Santoro S A
Cell. 1986 Sep 12;46(6):913-20. doi: 10.1016/0092-8674(86)90073-5.
Platelets initially adhere to collagen via a divalent cation-dependent process supported by Mg2+, Mn2+, Fe2+, Cu2+, Zn2+, or Co2+ more rapidly and to a greater extent than by previously studied divalent cation-independent mechanisms. Ca2+ not only fails to support adhesion, it is inhibitory. Platelet activation and secretion are not required for adhesion by this mechanism. Monomeric and fibrillar collagens, but not denatured collagen, effectively support divalent cation-dependent adhesion. Types I, III, and IV collagen, but not type V collagen, support adhesion. A platelet surface protein of Mr 160,000, possibly identical with platelet membrane glycoprotein Ia, that binds to collagen with the appropriate divalent cation specificity has been identified and is the likely mediator of the initial divalent cation-dependent adhesion of platelets to collagen.

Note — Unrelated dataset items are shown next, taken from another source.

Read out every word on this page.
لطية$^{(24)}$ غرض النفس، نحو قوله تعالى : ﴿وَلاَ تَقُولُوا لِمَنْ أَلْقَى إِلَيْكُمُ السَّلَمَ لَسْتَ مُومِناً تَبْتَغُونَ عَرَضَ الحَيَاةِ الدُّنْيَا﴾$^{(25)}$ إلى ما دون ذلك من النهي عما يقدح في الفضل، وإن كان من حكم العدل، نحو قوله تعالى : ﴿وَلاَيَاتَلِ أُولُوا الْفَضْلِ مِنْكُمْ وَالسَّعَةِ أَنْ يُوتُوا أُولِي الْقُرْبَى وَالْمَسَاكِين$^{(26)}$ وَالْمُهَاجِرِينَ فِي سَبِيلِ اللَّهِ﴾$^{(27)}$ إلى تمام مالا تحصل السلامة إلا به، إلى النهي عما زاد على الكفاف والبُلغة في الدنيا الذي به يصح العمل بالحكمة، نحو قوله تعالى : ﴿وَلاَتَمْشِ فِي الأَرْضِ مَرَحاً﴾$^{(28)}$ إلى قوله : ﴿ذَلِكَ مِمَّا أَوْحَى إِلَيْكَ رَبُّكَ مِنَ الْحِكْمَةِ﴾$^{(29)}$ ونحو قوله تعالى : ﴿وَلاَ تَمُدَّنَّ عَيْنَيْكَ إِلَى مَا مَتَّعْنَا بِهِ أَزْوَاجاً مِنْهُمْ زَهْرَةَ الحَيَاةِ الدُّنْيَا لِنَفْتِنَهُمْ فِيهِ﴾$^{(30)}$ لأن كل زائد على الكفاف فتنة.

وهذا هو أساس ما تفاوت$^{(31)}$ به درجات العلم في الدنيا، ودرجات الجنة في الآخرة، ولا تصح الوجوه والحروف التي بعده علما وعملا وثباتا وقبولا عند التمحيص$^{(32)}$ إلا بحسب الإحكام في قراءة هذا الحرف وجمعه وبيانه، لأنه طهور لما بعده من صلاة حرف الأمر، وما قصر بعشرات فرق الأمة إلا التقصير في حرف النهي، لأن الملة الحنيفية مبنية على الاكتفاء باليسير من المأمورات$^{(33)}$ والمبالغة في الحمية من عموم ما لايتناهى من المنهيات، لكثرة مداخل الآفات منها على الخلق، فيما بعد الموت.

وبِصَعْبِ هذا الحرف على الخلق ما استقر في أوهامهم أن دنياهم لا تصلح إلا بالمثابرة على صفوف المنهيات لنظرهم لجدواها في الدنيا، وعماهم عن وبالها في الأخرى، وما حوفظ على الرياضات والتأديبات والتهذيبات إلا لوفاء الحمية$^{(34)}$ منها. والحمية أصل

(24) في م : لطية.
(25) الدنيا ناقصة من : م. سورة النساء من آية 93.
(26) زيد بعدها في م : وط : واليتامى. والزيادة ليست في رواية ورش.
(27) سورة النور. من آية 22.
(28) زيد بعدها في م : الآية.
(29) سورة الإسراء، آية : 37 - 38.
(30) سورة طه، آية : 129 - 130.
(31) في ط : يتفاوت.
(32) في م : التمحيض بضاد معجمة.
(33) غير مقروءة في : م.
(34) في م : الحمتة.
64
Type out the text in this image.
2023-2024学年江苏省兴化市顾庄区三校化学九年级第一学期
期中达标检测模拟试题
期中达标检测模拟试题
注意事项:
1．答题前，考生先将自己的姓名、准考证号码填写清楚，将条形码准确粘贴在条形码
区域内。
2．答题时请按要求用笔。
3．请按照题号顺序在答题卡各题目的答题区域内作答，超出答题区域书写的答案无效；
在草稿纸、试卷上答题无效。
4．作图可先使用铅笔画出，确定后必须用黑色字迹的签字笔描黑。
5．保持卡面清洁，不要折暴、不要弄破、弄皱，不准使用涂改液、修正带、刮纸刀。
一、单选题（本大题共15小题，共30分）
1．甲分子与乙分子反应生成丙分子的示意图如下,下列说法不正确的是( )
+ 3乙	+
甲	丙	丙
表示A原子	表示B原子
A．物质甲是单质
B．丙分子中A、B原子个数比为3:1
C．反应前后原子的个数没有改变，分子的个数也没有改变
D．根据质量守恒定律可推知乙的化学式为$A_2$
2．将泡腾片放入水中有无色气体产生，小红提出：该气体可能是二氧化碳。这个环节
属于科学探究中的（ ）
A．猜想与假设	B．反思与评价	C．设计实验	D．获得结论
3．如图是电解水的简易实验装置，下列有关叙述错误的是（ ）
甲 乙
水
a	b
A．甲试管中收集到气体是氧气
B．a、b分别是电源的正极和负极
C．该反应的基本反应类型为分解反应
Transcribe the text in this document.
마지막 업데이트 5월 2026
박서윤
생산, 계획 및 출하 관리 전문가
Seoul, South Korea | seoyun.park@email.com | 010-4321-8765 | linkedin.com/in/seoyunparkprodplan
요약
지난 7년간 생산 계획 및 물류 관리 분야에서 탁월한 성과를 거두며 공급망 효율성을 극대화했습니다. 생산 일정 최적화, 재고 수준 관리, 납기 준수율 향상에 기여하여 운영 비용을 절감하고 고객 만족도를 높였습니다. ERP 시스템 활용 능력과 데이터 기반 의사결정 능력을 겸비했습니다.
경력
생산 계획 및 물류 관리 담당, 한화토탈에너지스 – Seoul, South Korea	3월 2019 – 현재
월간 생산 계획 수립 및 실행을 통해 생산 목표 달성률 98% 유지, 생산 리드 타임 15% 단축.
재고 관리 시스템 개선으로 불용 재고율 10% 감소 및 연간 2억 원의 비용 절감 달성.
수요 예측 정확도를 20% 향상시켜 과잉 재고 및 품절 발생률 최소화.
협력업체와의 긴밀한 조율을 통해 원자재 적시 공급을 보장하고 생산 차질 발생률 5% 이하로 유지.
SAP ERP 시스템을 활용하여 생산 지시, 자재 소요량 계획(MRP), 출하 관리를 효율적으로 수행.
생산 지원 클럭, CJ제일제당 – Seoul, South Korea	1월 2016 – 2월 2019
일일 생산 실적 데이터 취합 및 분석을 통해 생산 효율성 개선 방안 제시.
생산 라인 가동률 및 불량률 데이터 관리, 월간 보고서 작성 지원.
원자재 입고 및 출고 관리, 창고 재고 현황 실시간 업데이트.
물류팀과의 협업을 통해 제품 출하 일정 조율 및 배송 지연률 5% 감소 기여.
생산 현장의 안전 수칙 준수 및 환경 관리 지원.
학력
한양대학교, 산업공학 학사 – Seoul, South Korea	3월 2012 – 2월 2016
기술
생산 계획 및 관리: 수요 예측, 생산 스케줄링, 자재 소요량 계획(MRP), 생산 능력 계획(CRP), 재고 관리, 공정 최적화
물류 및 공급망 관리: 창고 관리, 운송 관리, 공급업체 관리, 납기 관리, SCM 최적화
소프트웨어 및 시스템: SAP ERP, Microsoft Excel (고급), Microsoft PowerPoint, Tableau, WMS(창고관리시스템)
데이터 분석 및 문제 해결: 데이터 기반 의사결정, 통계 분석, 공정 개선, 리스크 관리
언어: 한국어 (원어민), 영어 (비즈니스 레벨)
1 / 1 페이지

血小板最初通过由Mg2+、Mn2+、Fe2+、Cu2+、Zn2+或Co2+支持的二价阳离子依赖性过程比之前研究的二价阳离子非依赖性机制更快且更大量地黏附于胶原蛋白。Ca2+不仅不能支持黏附,反而具有抑制作用。通过这种机制黏附不需要血小板激活和分泌。单体和纤维状胶原蛋白,而非变性胶原蛋白,可有效支持二价阳离子依赖性黏附。I型、III型和IV型胶原蛋白可支持黏附,而V型胶原蛋白则不能。已鉴定出一种分子量为160,000的血小板表面蛋白,可能与血小板膜糖蛋白Ia相同,它以适当的二价阳离子特异性与胶原蛋白结合,并且可能是血小板最初与胶原蛋白的二价阳离子依赖性黏附的介质。